У обоих представителей власти одновременно вырвался вздох облегчения, но все же они продолжали смотреть на меня с опаской.
— Положи револьвер на крыльцо, а сам отойди в сторону, — в тоне исправника звучал оттенок просьбы.
Положил и отошел.
— А… еще есть? — спросил исправник.
— Есть.
Снова явное замешательство.
— Где?
— Дома под подушкой. — Второй револьвер принадлежал Володе, но я не хотел впутывать товарищей.

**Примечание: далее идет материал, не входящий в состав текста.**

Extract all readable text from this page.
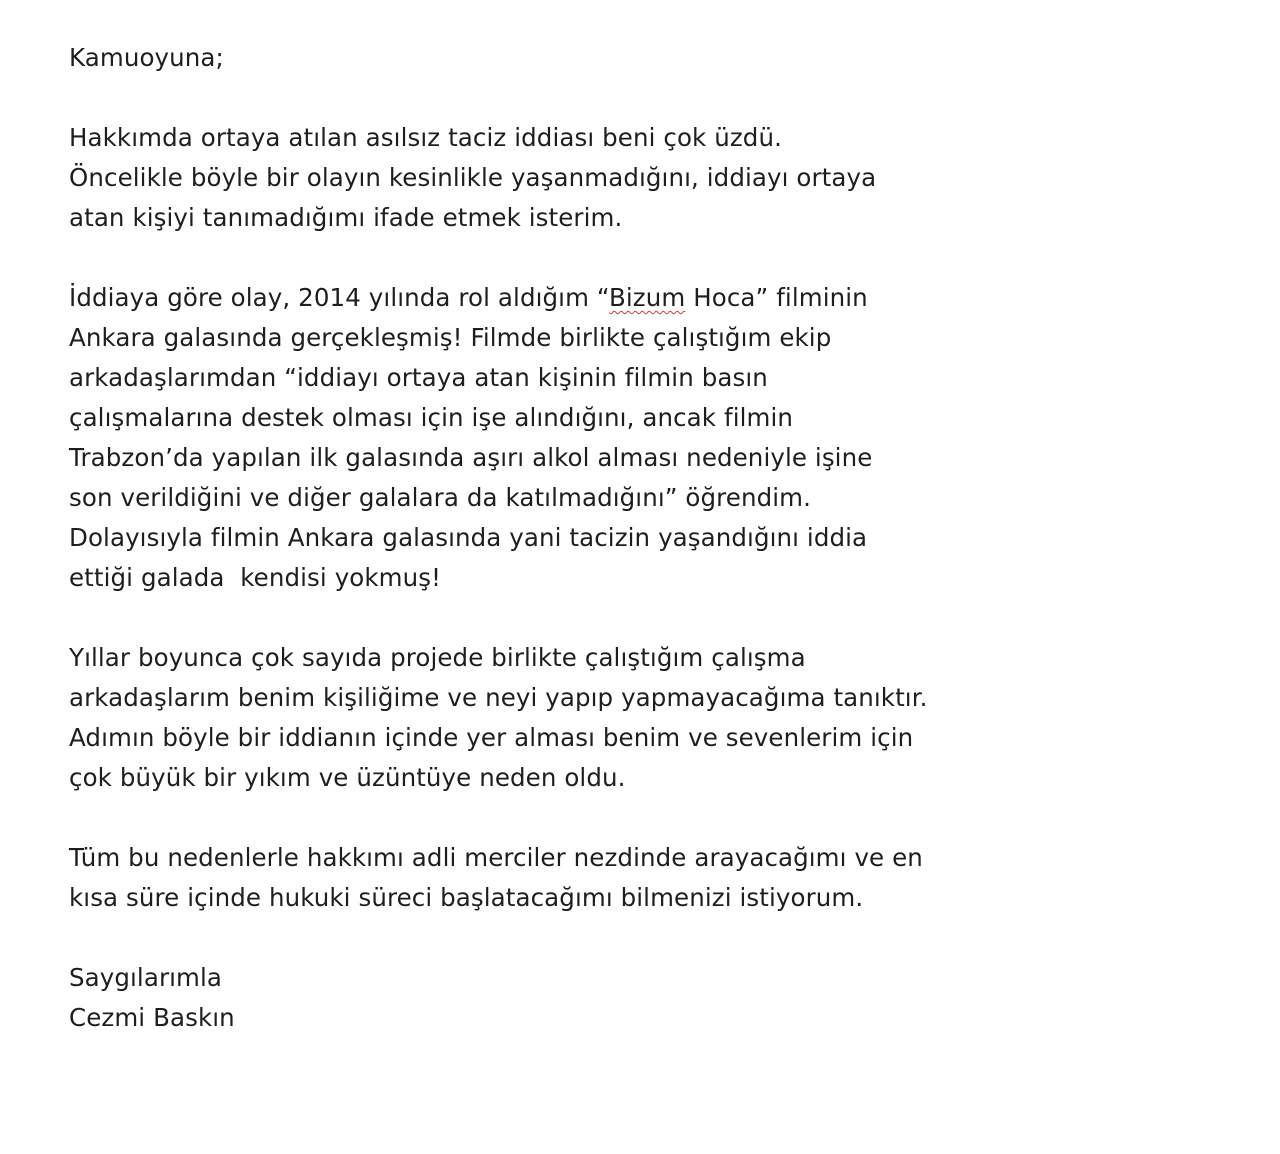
Kamuoyuna;
Hakkımda ortaya atılan asılsız taciz iddiası beni çok üzdü.
Öncelikle böyle bir olayın kesinlikle yaşanmadığını, iddiayı ortaya
atan kişiyi tanımadığımı ifade etmek isterim.
İddiaya göre olay, 2014 yılında rol aldığım “Bizum Hoca” filminin
Ankara galasında gerçekleşmiş! Filmde birlikte çalıştığım ekip
arkadaşlarımdan “iddiayı ortaya atan kişinin filmin basın
çalışmalarına destek olması için işe alındığını, ancak filmin
Trabzon’da yapılan ilk galasında aşırı alkol alması nedeniyle işine
son verildiğini ve diğer galalara da katılmadığını” öğrendim.
Dolayısıyla filmin Ankara galasında yani tacizin yaşandığını iddia
ettiği galada  kendisi yokmuş!
Yıllar boyunca çok sayıda projede birlikte çalıştığım çalışma
arkadaşlarım benim kişiliğime ve neyi yapıp yapmayacağıma tanıktır.
Adımın böyle bir iddianın içinde yer alması benim ve sevenlerim için
çok büyük bir yıkım ve üzüntüye neden oldu.
Tüm bu nedenlerle hakkımı adli merciler nezdinde arayacağımı ve en
kısa süre içinde hukuki süreci başlatacağımı bilmenizi istiyorum.
Saygılarımla
Cezmi Baskın
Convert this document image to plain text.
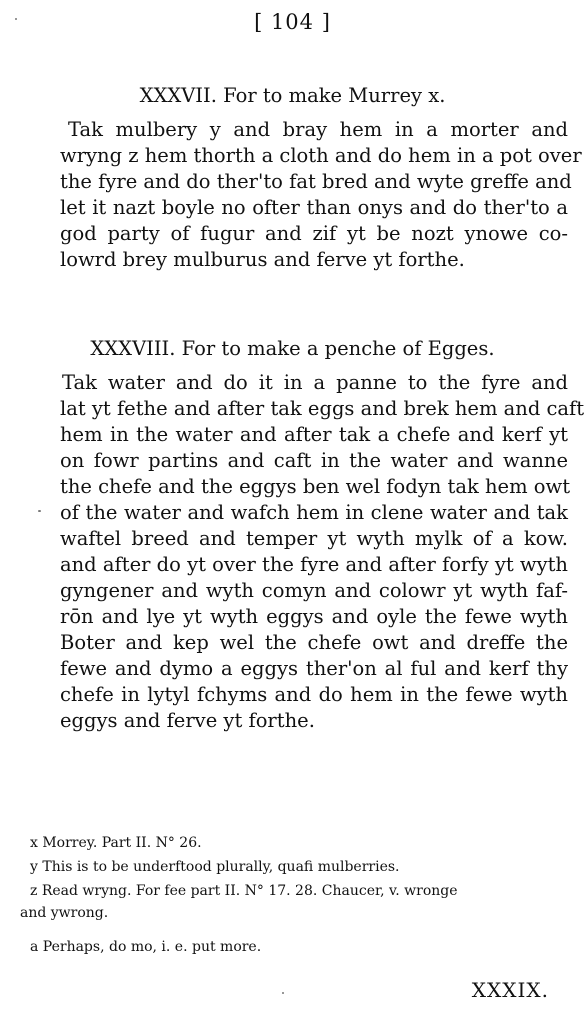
[ 104 ]
XXXVII. For to make Murrey x.
Tak mulbery y and bray hem in a morter and
wryng z hem thorth a cloth and do hem in a pot over
the fyre and do ther'to fat bred and wyte greffe and
let it nazt boyle no ofter than onys and do ther'to a
god party of fugur and zif yt be nozt ynowe co-
lowrd brey mulburus and ferve yt forthe.
XXXVIII. For to make a penche of Egges.
Tak water and do it in a panne to the fyre and
lat yt fethe and after tak eggs and brek hem and caft
hem in the water and after tak a chefe and kerf yt
on fowr partins and caft in the water and wanne
the chefe and the eggys ben wel fodyn tak hem owt
of the water and wafch hem in clene water and tak
waftel breed and temper yt wyth mylk of a kow.
and after do yt over the fyre and after forfy yt wyth
gyngener and wyth comyn and colowr yt wyth faf-
rōn and lye yt wyth eggys and oyle the fewe wyth
Boter and kep wel the chefe owt and dreffe the
fewe and dymo a eggys ther'on al ful and kerf thy
chefe in lytyl fchyms and do hem in the fewe wyth
eggys and ferve yt forthe.
x Morrey. Part II. N° 26.
y This is to be underftood plurally, quafi mulberries.
z Read wryng. For fee part II. N° 17. 28. Chaucer, v. wronge
and ywrong.
a Perhaps, do mo, i. e. put more.
XXXIX.
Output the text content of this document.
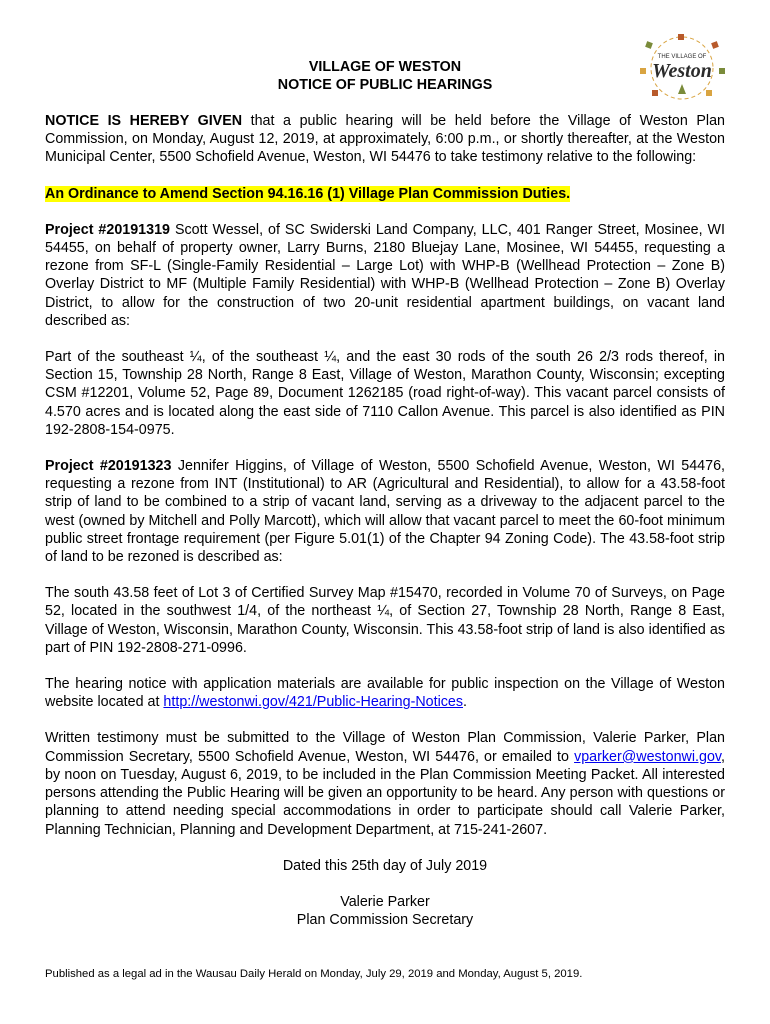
THE VILLAGE OF
Weston
VILLAGE OF WESTON
NOTICE OF PUBLIC HEARINGS

NOTICE IS HEREBY GIVEN that a public hearing will be held before the Village of Weston Plan Commission, on Monday, August 12, 2019, at approximately, 6:00 p.m., or shortly thereafter, at the Weston Municipal Center, 5500 Schofield Avenue, Weston, WI 54476 to take testimony relative to the following:

An Ordinance to Amend Section 94.16.16 (1) Village Plan Commission Duties.

Project #20191319 Scott Wessel, of SC Swiderski Land Company, LLC, 401 Ranger Street, Mosinee, WI 54455, on behalf of property owner, Larry Burns, 2180 Bluejay Lane, Mosinee, WI 54455, requesting a rezone from SF-L (Single-Family Residential – Large Lot) with WHP-B (Wellhead Protection – Zone B) Overlay District to MF (Multiple Family Residential) with WHP-B (Wellhead Protection – Zone B) Overlay District, to allow for the construction of two 20-unit residential apartment buildings, on vacant land described as:

Part of the southeast ¼, of the southeast ¼, and the east 30 rods of the south 26 2/3 rods thereof, in Section 15, Township 28 North, Range 8 East, Village of Weston, Marathon County, Wisconsin; excepting CSM #12201, Volume 52, Page 89, Document 1262185 (road right-of-way). This vacant parcel consists of 4.570 acres and is located along the east side of 7110 Callon Avenue. This parcel is also identified as PIN 192-2808-154-0975.

Project #20191323 Jennifer Higgins, of Village of Weston, 5500 Schofield Avenue, Weston, WI 54476, requesting a rezone from INT (Institutional) to AR (Agricultural and Residential), to allow for a 43.58-foot strip of land to be combined to a strip of vacant land, serving as a driveway to the adjacent parcel to the west (owned by Mitchell and Polly Marcott), which will allow that vacant parcel to meet the 60-foot minimum public street frontage requirement (per Figure 5.01(1) of the Chapter 94 Zoning Code). The 43.58-foot strip of land to be rezoned is described as:

The south 43.58 feet of Lot 3 of Certified Survey Map #15470, recorded in Volume 70 of Surveys, on Page 52, located in the southwest 1/4, of the northeast ¼, of Section 27, Township 28 North, Range 8 East, Village of Weston, Wisconsin, Marathon County, Wisconsin. This 43.58-foot strip of land is also identified as part of PIN 192-2808-271-0996.

The hearing notice with application materials are available for public inspection on the Village of Weston website located at http://westonwi.gov/421/Public-Hearing-Notices.

Written testimony must be submitted to the Village of Weston Plan Commission, Valerie Parker, Plan Commission Secretary, 5500 Schofield Avenue, Weston, WI 54476, or emailed to vparker@westonwi.gov, by noon on Tuesday, August 6, 2019, to be included in the Plan Commission Meeting Packet. All interested persons attending the Public Hearing will be given an opportunity to be heard. Any person with questions or planning to attend needing special accommodations in order to participate should call Valerie Parker, Planning Technician, Planning and Development Department, at 715-241-2607.

Dated this 25th day of July 2019
Valerie Parker
Plan Commission Secretary
Published as a legal ad in the Wausau Daily Herald on Monday, July 29, 2019 and Monday, August 5, 2019.
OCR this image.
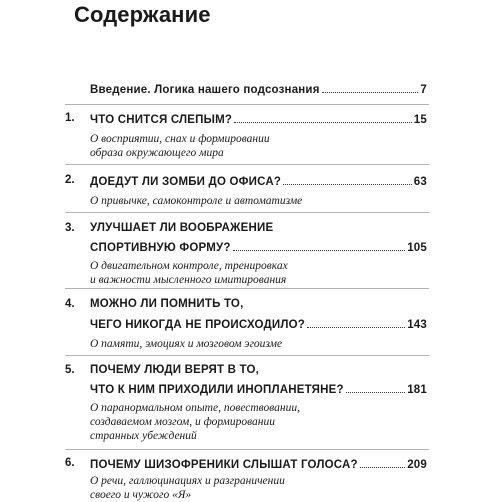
Содержание
Введение. Логика нашего подсознания	7
1. ЧТО СНИТСЯ СЛЕПЫМ?	15
О восприятии, снах и формировании
образа окружающего мира
2. ДОЕДУТ ЛИ ЗОМБИ ДО ОФИСА?	63
О привычке, самоконтроле и автоматизме
3. УЛУЧШАЕТ ЛИ ВООБРАЖЕНИЕ
СПОРТИВНУЮ ФОРМУ?	105
О двигательном контроле, тренировках
и важности мысленного имитирования
4. МОЖНО ЛИ ПОМНИТЬ ТО,
ЧЕГО НИКОГДА НЕ ПРОИСХОДИЛО?	143
О памяти, эмоциях и мозговом эгоизме
5. ПОЧЕМУ ЛЮДИ ВЕРЯТ В ТО,
ЧТО К НИМ ПРИХОДИЛИ ИНОПЛАНЕТЯНЕ?	181
О паранормальном опыте, повествовании,
создаваемом мозгом, и формировании
странных убеждений
6. ПОЧЕМУ ШИЗОФРЕНИКИ СЛЫШАТ ГОЛОСА?	209
О речи, галлюцинациях и разграничении
своего и чужого «Я»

— А при тебе… больше ничего нет?
— Да нет же, ничего больше нет.
— Тогда выходи сюда.
Я вышел за ограду. Меня сразу плотным кольцом окружили полицейские с револьверами наготове. Одному из них исправник приказал меня обыскать.
Происшествие собрало много народу. Но разговаривать со мною никому не разрешили и поскорее увели в каталажку — комнату без окна, с зарешеченным волчком в двери.
Неотвязно беспокоила мысль: «Что случилось? Неужели меня разыскали с Урала? Или донос?»
Тем временем возле волости нарастал шум, потом молодые голоса запели песню, другую, третью. В волчок мне видно, что стол в дежурке завален цветами и пакетами с провизией. Дежурный полицейский тихонько сказал через дверь:
— Слышь, заливаются? Это к тебе парни с девками пришли. Вон и жратвы натащили на десятерых, цветов, ровно жениху. Да только не велено к тебе никого пускать. И передача не разрешена.